Teófilo Ferreira

Personal information
- Full name: Teófilo Laborne Ferreira
- Born: 2 June 1973 (age 53) Belo Horizonte, Minas Gerais, Brazil
- Height: 1.96 m (6 ft 5 in)
- Weight: 91 kg (201 lb)

Sport
- Sport: Swimming
- Strokes: Freestyle

Medal record
World Championships (LC)
| Bronze medal – third place | 1994 Rome | 4×100 m free |
World Championships (SC)
| Gold medal – first place | 1993 Palma | 4×100 m free |
| Bronze medal – third place | 1993 Palma | 4×200 m free |
| Bronze medal – third place | 1995 Rio de Janeiro | 4×200 m free |
Pan American Games
| Gold medal – first place | 1991 Havana | 4×100 m free |
| Silver medal – second place | 1991 Havana | 4×200 m free |
| Silver medal – second place | 1995 Mar del Plata | 4×200 m free |

= Teófilo Ferreira =

Brazilian swimmer (born 1973)

Teófilo Laborne Ferreira (born 2 June 1973 in Belo Horizonte) is a former international freestyle swimmer from Brazil. He participated at the 1992 Summer Olympics for his native country. His best result was the 7th place in the men's 4×200-metre freestyle. Ferreira also won three medals at the Pan American Games and four medals at the World Championships.

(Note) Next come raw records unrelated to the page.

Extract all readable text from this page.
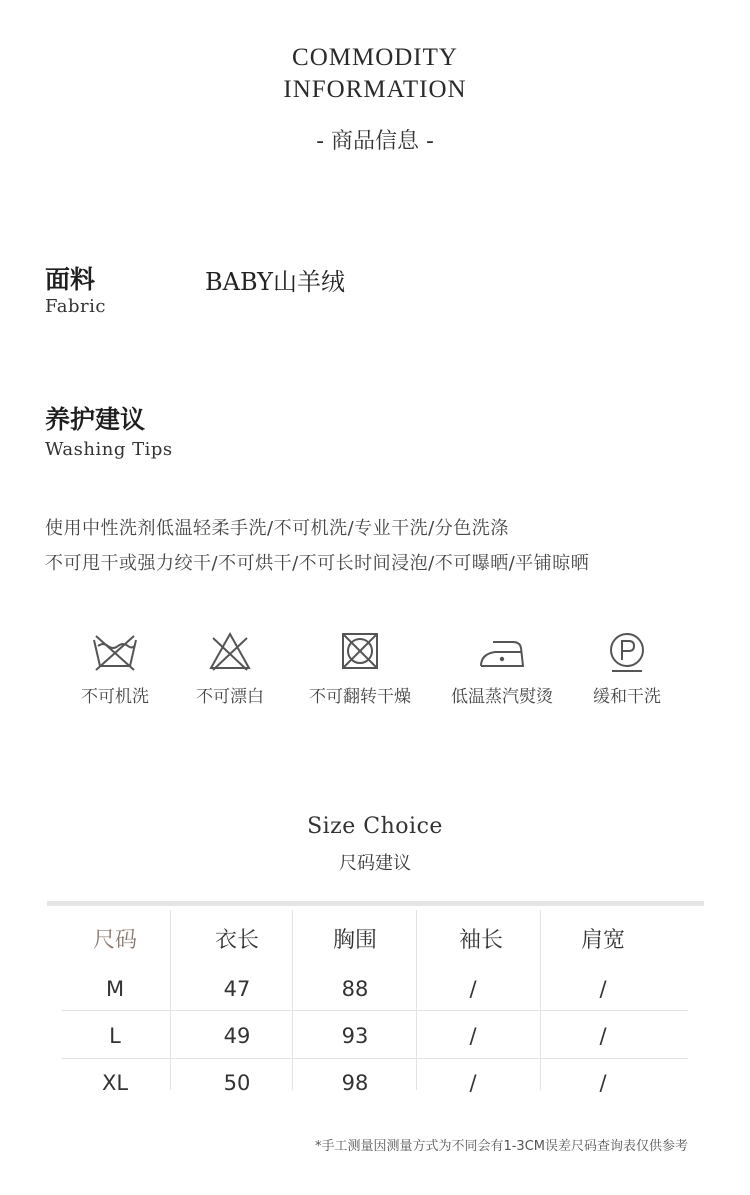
COMMODITY
INFORMATION
- 商品信息 -
面料
Fabric
BABY山羊绒
养护建议
Washing Tips
使用中性洗剂低温轻柔手洗/不可机洗/专业干洗/分色洗涤
不可甩干或强力绞干/不可烘干/不可长时间浸泡/不可曝晒/平铺晾晒
不可机洗	不可漂白	不可翻转干燥	低温蒸汽熨烫	缓和干洗
Size Choice
尺码建议
尺码	衣长	胸围	袖长	肩宽
M	47	88	/	/
L	49	93	/	/
XL	50	98	/	/
*手工测量因测量方式为不同会有1-3CM误差尺码查询表仅供参考
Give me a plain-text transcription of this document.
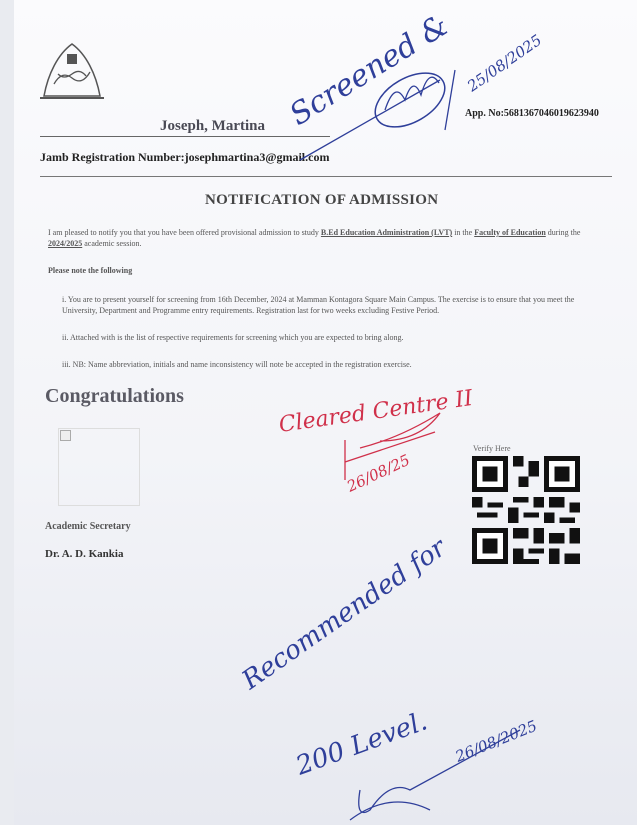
Joseph, Martina
App. No:5681367046019623940
Jamb Registration Number:josephmartina3@gmail.com
NOTIFICATION OF ADMISSION
I am pleased to notify you that you have been offered provisional admission to study B.Ed Education Administration (LVT) in the Faculty of Education during the 2024/2025 academic session.
Please note the following
i. You are to present yourself for screening from 16th December, 2024 at Mamman Kontagora Square Main Campus. The exercise is to ensure that you meet the University, Department and Programme entry requirements. Registration last for two weeks excluding Festive Period.
ii. Attached with is the list of respective requirements for screening which you are expected to bring along.
iii. NB: Name abbreviation, initials and name inconsistency will note be accepted in the registration exercise.
Congratulations
Academic Secretary
Dr. A. D. Kankia
Verify Here
Screened & 25/08/2025
Recommended for
200 Level. 26/08/2025
Cleared Centre II
26/08/25
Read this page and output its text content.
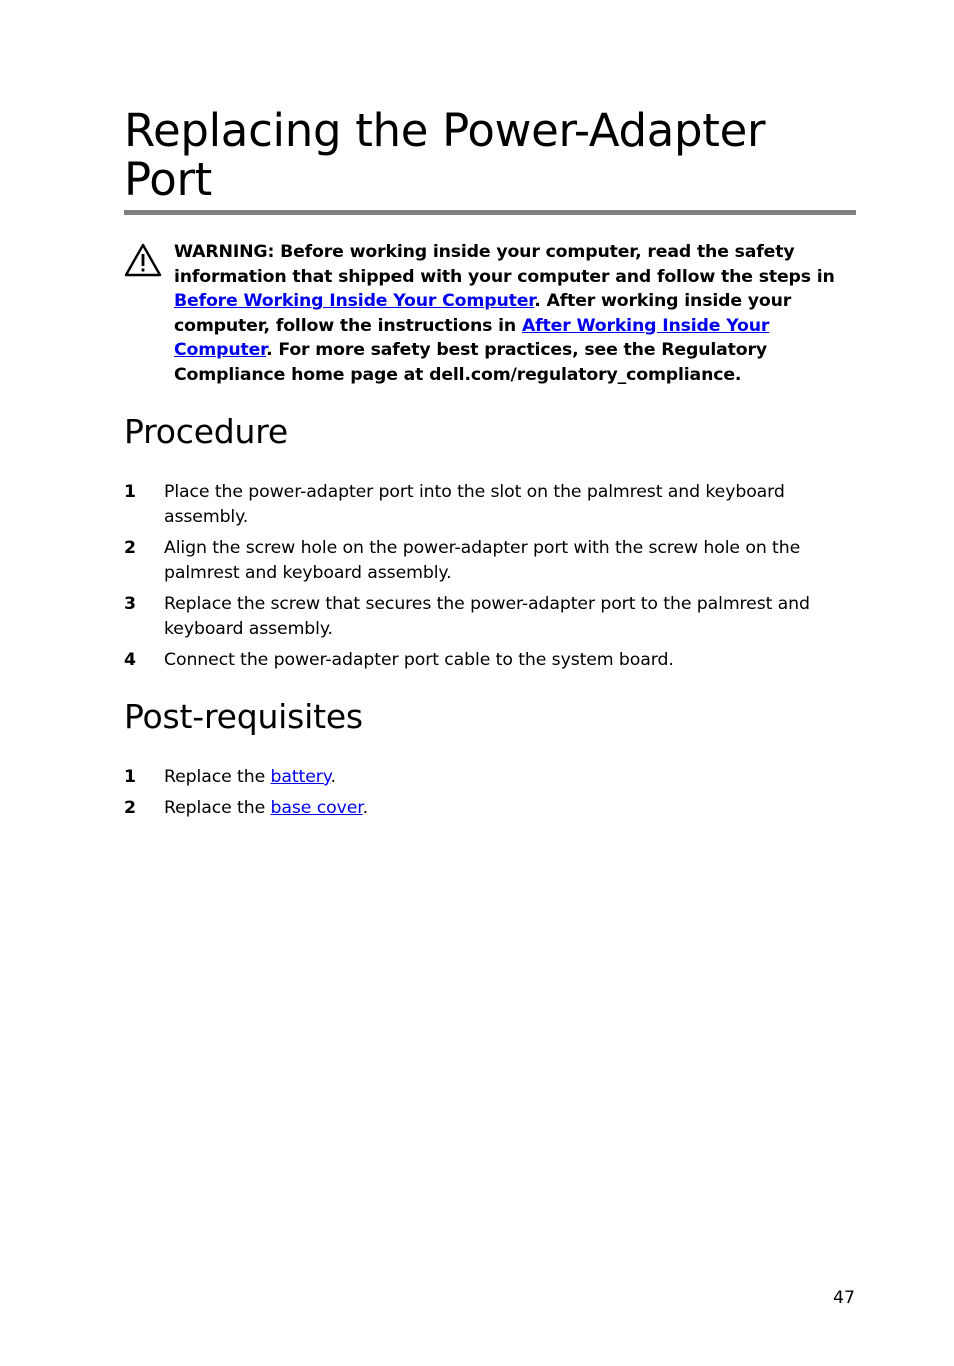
Replacing the Power-Adapter Port

WARNING: Before working inside your computer, read the safety information that shipped with your computer and follow the steps in Before Working Inside Your Computer. After working inside your computer, follow the instructions in After Working Inside Your Computer. For more safety best practices, see the Regulatory Compliance home page at dell.com/regulatory_compliance.

Procedure
1 Place the power-adapter port into the slot on the palmrest and keyboard assembly.
2 Align the screw hole on the power-adapter port with the screw hole on the palmrest and keyboard assembly.
3 Replace the screw that secures the power-adapter port to the palmrest and keyboard assembly.
4 Connect the power-adapter port cable to the system board.
Post-requisites
1 Replace the battery.
2 Replace the base cover.
47
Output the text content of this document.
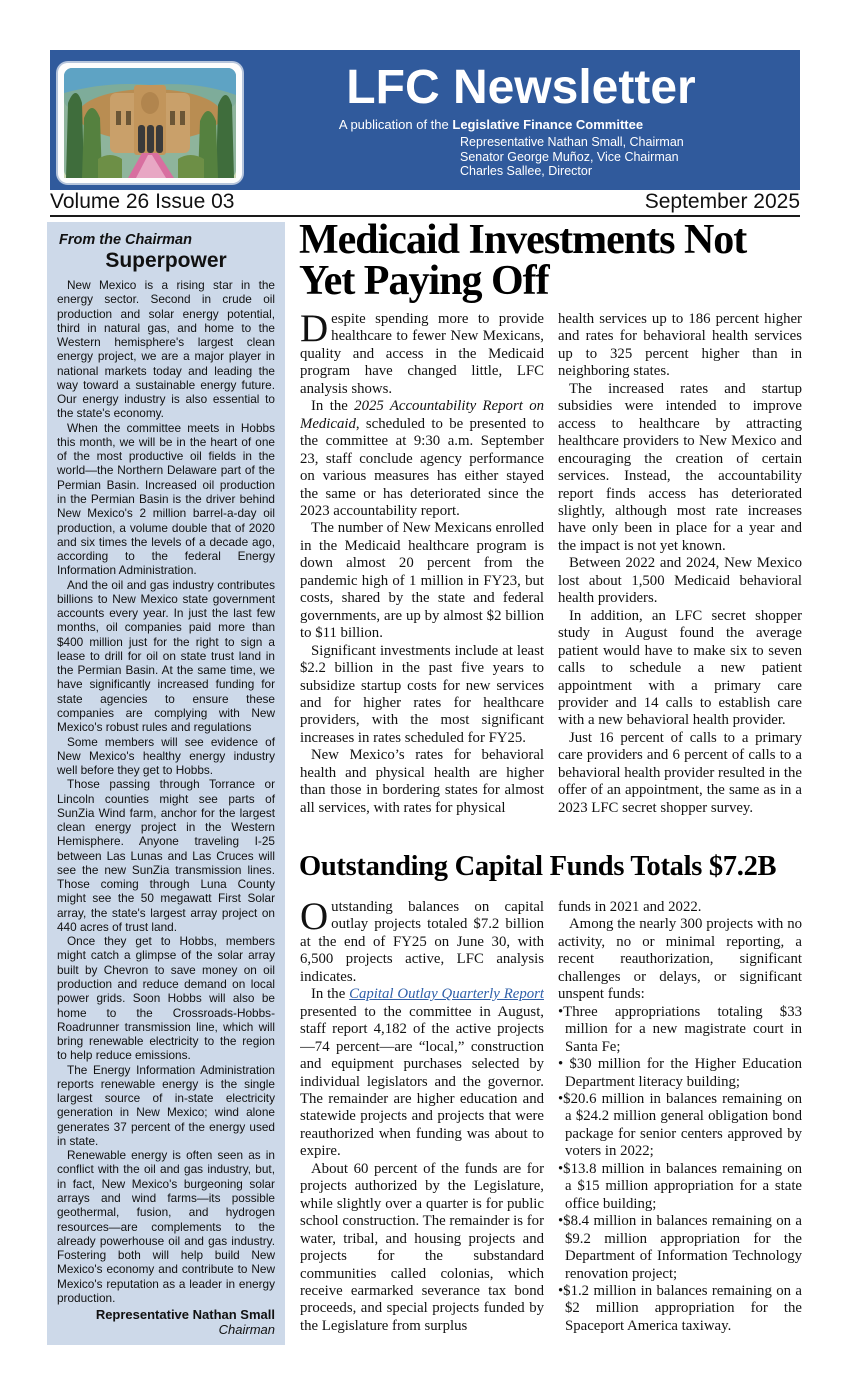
LFC Newsletter
A publication of the Legislative Finance Committee
Representative Nathan Small, Chairman
Senator George Muñoz, Vice Chairman
Charles Sallee, Director
Volume 26 Issue 03	September 2025
From the Chairman
Superpower

New Mexico is a rising star in the energy sector. Second in crude oil production and solar energy potential, third in natural gas, and home to the Western hemisphere's largest clean energy project, we are a major player in national markets today and leading the way toward a sustainable energy future. Our energy industry is also essential to the state's economy.

When the committee meets in Hobbs this month, we will be in the heart of one of the most productive oil fields in the world—the Northern Delaware part of the Permian Basin. Increased oil production in the Permian Basin is the driver behind New Mexico's 2 million barrel-a-day oil production, a volume double that of 2020 and six times the levels of a decade ago, according to the federal Energy Information Administration.

And the oil and gas industry contributes billions to New Mexico state government accounts every year. In just the last few months, oil companies paid more than $400 million just for the right to sign a lease to drill for oil on state trust land in the Permian Basin. At the same time, we have significantly increased funding for state agencies to ensure these companies are complying with New Mexico's robust rules and regulations

Some members will see evidence of New Mexico's healthy energy industry well before they get to Hobbs.

Those passing through Torrance or Lincoln counties might see parts of SunZia Wind farm, anchor for the largest clean energy project in the Western Hemisphere. Anyone traveling I-25 between Las Lunas and Las Cruces will see the new SunZia transmission lines. Those coming through Luna County might see the 50 megawatt First Solar array, the state's largest array project on 440 acres of trust land.

Once they get to Hobbs, members might catch a glimpse of the solar array built by Chevron to save money on oil production and reduce demand on local power grids. Soon Hobbs will also be home to the Crossroads-Hobbs-Roadrunner transmission line, which will bring renewable electricity to the region to help reduce emissions.

The Energy Information Administration reports renewable energy is the single largest source of in-state electricity generation in New Mexico; wind alone generates 37 percent of the energy used in state.

Renewable energy is often seen as in conflict with the oil and gas industry, but, in fact, New Mexico's burgeoning solar arrays and wind farms—its possible geothermal, fusion, and hydrogen resources—are complements to the already powerhouse oil and gas industry. Fostering both will help build New Mexico's economy and contribute to New Mexico's reputation as a leader in energy production.

Representative Nathan Small
Chairman
Medicaid Investments Not Yet Paying Off

Despite spending more to provide healthcare to fewer New Mexicans, quality and access in the Medicaid program have changed little, LFC analysis shows.

In the 2025 Accountability Report on Medicaid, scheduled to be presented to the committee at 9:30 a.m. September 23, staff conclude agency performance on various measures has either stayed the same or has deteriorated since the 2023 accountability report.

The number of New Mexicans enrolled in the Medicaid healthcare program is down almost 20 percent from the pandemic high of 1 million in FY23, but costs, shared by the state and federal governments, are up by almost $2 billion to $11 billion.

Significant investments include at least $2.2 billion in the past five years to subsidize startup costs for new services and for higher rates for healthcare providers, with the most significant increases in rates scheduled for FY25.

New Mexico’s rates for behavioral health and physical health are higher than those in bordering states for almost all services, with rates for physical

health services up to 186 percent higher and rates for behavioral health services up to 325 percent higher than in neighboring states.

The increased rates and startup subsidies were intended to improve access to healthcare by attracting healthcare providers to New Mexico and encouraging the creation of certain services. Instead, the accountability report finds access has deteriorated slightly, although most rate increases have only been in place for a year and the impact is not yet known.

Between 2022 and 2024, New Mexico lost about 1,500 Medicaid behavioral health providers.

In addition, an LFC secret shopper study in August found the average patient would have to make six to seven calls to schedule a new patient appointment with a primary care provider and 14 calls to establish care with a new behavioral health provider.

Just 16 percent of calls to a primary care providers and 6 percent of calls to a behavioral health provider resulted in the offer of an appointment, the same as in a 2023 LFC secret shopper survey.

Outstanding Capital Funds Totals $7.2B

Outstanding balances on capital outlay projects totaled $7.2 billion at the end of FY25 on June 30, with 6,500 projects active, LFC analysis indicates.

In the Capital Outlay Quarterly Report presented to the committee in August, staff report 4,182 of the active projects—74 percent—are “local,” construction and equipment purchases selected by individual legislators and the governor. The remainder are higher education and statewide projects and projects that were reauthorized when funding was about to expire.

About 60 percent of the funds are for projects authorized by the Legislature, while slightly over a quarter is for public school construction. The remainder is for water, tribal, and housing projects and projects for the substandard communities called colonias, which receive earmarked severance tax bond proceeds, and special projects funded by the Legislature from surplus

funds in 2021 and 2022.

Among the nearly 300 projects with no activity, no or minimal reporting, a recent reauthorization, significant challenges or delays, or significant unspent funds:

•Three appropriations totaling $33 million for a new magistrate court in Santa Fe;

• $30 million for the Higher Education Department literacy building;

•$20.6 million in balances remaining on a $24.2 million general obligation bond package for senior centers approved by voters in 2022;

•$13.8 million in balances remaining on a $15 million appropriation for a state office building;

•$8.4 million in balances remaining on a $9.2 million appropriation for the Department of Information Technology renovation project;

•$1.2 million in balances remaining on a $2 million appropriation for the Spaceport America taxiway.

Teófilo was at the 1991 Pan American Games in Havana, where he won a gold medal in the 4×100-metre freestyle, and a silver in the 4×200-metre freestyle.

At the 1992 Summer Olympics in Barcelona, he went to the 4×200-metre freestyle final, finishing 7th. Also participated in the 50-metre freestyle, where Ferreira not reached the final.

The Brazilian broke in 1993 two World Records on short course. On 7 July, the Brazil team, composed of Fernando Scherer, Teofilo Ferreira, José Carlos Souza and Gustavo Borges broke the world record in 4×100-metre freestyle with a time of 3:13.97, which belonged to Sweden since 19 March 1989: 3:14.00. On 5 December, Brazil again beat the record, with the same team, doing 3:12.11. This mark was achieved in 1993 FINA World Swimming Championships, where he won gold in the 4×100-metre freestyle, and bronze in the 4×200-metre freestyle (breaking the South American record with a time of 7:09.38). He also finished 14th in the 200-metre freestyle.

At the 1994 World Aquatics Championships, held in September in Rome, Italy, the Brazilian got the bronze in the 4×100-metre freestyle relay. Ferreira also finished 27th in the 200-metre freestyle.

Teófilo was in 1995 Pan American Games in Mar del Plata, where he won a silver medal in the 4×200-metre freestyle.

At the 1995 FINA World Swimming Championships (25 m) done in Rio de Janeiro, he won bronze in the 4×200-metre freestyle.